Uma circunstância banal e espontânea trouxe à memória Vicente. É um conto de Miguel Torga, onde se mistura a fábula com a narrativa bíblica.
Na história, Vicente, o corvo, vê a possibilidade de enfrentar o dilúvio, em vez de se sujeitar à opressão da arca; abre as asas negras e parte, não se intimidando com o aspecto sinistro que o céu apresentava.
É uma narrativa directa e concisa, despertando a curiosidade do leitor.
Não é fácil resistir a Vicente e ao que ele representa, símbolo universal da liberdade.

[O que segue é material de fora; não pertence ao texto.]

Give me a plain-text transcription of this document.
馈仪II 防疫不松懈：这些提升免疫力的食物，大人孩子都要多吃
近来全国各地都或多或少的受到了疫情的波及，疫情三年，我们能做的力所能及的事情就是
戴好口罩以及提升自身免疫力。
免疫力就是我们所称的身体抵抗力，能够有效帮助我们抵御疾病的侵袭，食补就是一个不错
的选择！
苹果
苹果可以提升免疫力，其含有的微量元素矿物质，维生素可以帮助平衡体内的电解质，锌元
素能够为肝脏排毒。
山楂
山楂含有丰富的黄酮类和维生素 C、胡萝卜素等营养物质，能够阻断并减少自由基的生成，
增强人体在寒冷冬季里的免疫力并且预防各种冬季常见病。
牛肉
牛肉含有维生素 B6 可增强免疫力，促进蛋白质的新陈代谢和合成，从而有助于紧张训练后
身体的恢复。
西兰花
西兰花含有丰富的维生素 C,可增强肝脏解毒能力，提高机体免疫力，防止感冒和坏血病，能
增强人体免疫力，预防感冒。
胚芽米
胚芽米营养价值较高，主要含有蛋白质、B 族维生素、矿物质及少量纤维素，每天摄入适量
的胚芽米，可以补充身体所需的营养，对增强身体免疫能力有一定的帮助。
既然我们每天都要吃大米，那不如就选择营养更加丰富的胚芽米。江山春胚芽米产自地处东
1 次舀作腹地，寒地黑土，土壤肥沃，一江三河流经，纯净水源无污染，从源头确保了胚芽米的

Naquela tarde, à hora em que o céu se mostrava mais duro e mais sinistro, Vicente abriu as asas negras e partiu. Quarenta dias eram já decorridos desde que, integrado na leva dos escolhidos, dera entrada na Arca. Mas desde o primeiro instante que todos viram que no seu espírito não havia paz. Calado e carrancudo, andava de cá para lá numa agitação contínua, como se aquele grande navio onde o Senhor guardara a vida fosse um ultraje à criação. Em semelhante balbúrdia - lobos e cordeiros irmanados no mesmo destino -, apenas a sua figura negra e seca se mantinha inconformada com o procedimento de Deus. Numa indignação silenciosa, perguntava:- a que propósito estavam os animais metidos na confusa questão da torre de Babel? Que tinham que ver os bichos com as fornicações dos homens, que o Criador queria punir? Justos ou injustos, os altos desígnios que determinavam aquele dilúvio batiam de encontro a um sentimento fundo, de irreprimível repulsa. E, quanto mais inexorável se mostrava a prepotência, mais crescia a revolta de Vicente.